China and India resumed military-to-military engagement in mid-2011, held their first strategic economic dialogue in September, and discussed their longstanding border dispute in November, he told lawmakers.
Director of National Intelligence James Clapper, who for the first time made similar remarks less than a fortnight ago, reiterated it before the Senate Armed Services Committee.
"Despite public statements intended to downplay tensions between India and China, we judge that India is increasingly concerned about China's posture along their disputed border and Beijing's perceived aggressive posture in the Indian Ocean and Asia-Pacific region," he said in his prepared testimony.

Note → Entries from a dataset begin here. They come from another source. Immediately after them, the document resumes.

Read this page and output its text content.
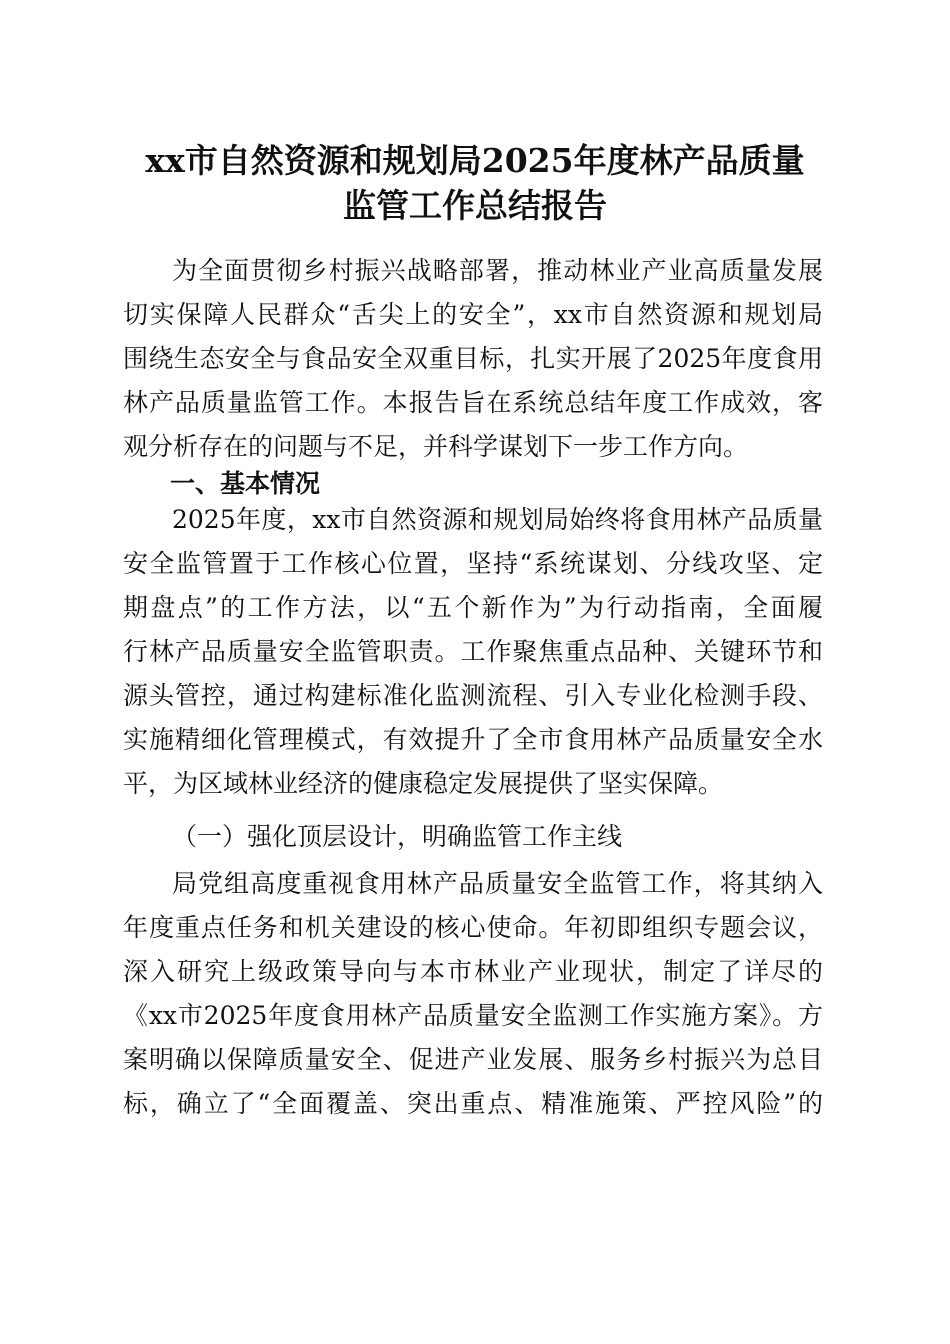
xx市自然资源和规划局2025年度林产品质量
监管工作总结报告
为全面贯彻乡村振兴战略部署，推动林业产业高质量发展
切实保障人民群众“舌尖上的安全”，xx市自然资源和规划局
围绕生态安全与食品安全双重目标，扎实开展了2025年度食用
林产品质量监管工作。本报告旨在系统总结年度工作成效，客
观分析存在的问题与不足，并科学谋划下一步工作方向。
一、基本情况
2025年度，xx市自然资源和规划局始终将食用林产品质量
安全监管置于工作核心位置，坚持“系统谋划、分线攻坚、定
期盘点”的工作方法，以“五个新作为”为行动指南，全面履
行林产品质量安全监管职责。工作聚焦重点品种、关键环节和
源头管控，通过构建标准化监测流程、引入专业化检测手段、
实施精细化管理模式，有效提升了全市食用林产品质量安全水
平，为区域林业经济的健康稳定发展提供了坚实保障。
（一）强化顶层设计，明确监管工作主线
局党组高度重视食用林产品质量安全监管工作，将其纳入
年度重点任务和机关建设的核心使命。年初即组织专题会议，
深入研究上级政策导向与本市林业产业现状，制定了详尽的
《xx市2025年度食用林产品质量安全监测工作实施方案》。方
案明确以保障质量安全、促进产业发展、服务乡村振兴为总目
标，确立了“全面覆盖、突出重点、精准施策、严控风险”的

"The Indian Army believes a major Sino-Indian conflict is not imminent, but the Indian military is strengthening its forces in preparation to fight a limited conflict along the disputed border, and is working to balance Chinese power projection in the Indian Ocean. India has expressed support for a strong US military posture in East Asia and US engagement in Asia," Mr Clapper said.
Mr Burgess said India considers regional stability a prerequisite for maintaining its continued economic growth.
New Delhi views economic growth coupled with a strong military as essential for gaining recognition as a global power, he said.
"Domestic political issues such as unemployment, inflation, and several high-level corruption scandals continue to dominate New Delhi's attention. Senior Indian leaders also remain concerned about the country's Maoist-inspired insurgency, terrorism, and the security situation in Kashmir, although the latter saw a marked decline in violence compared to 2010. While India continues to carefully monitor events in Pakistan, China is also viewed as a long-term challenge," the Pentagon official said.
"In 2011, India continued efforts to increase economic and military engagement with countries in East and Southeast Asia. India and Japan agreed to conduct a bilateral naval exercise, their first since 2008; India and Vietnam pledged to increase naval training; and the India-South. Korea relationship continues to progress following the Indian Defense Minister's late 2010 visit," he said.
The military situation along the contested border is quiet. However, India is concerned over Chinese logistical improvements and is taking steps to improve its own capabilities.
India is raising additional ground forces, is improving logistical capacity, and has based advanced fighter aircraft opposite China, he added.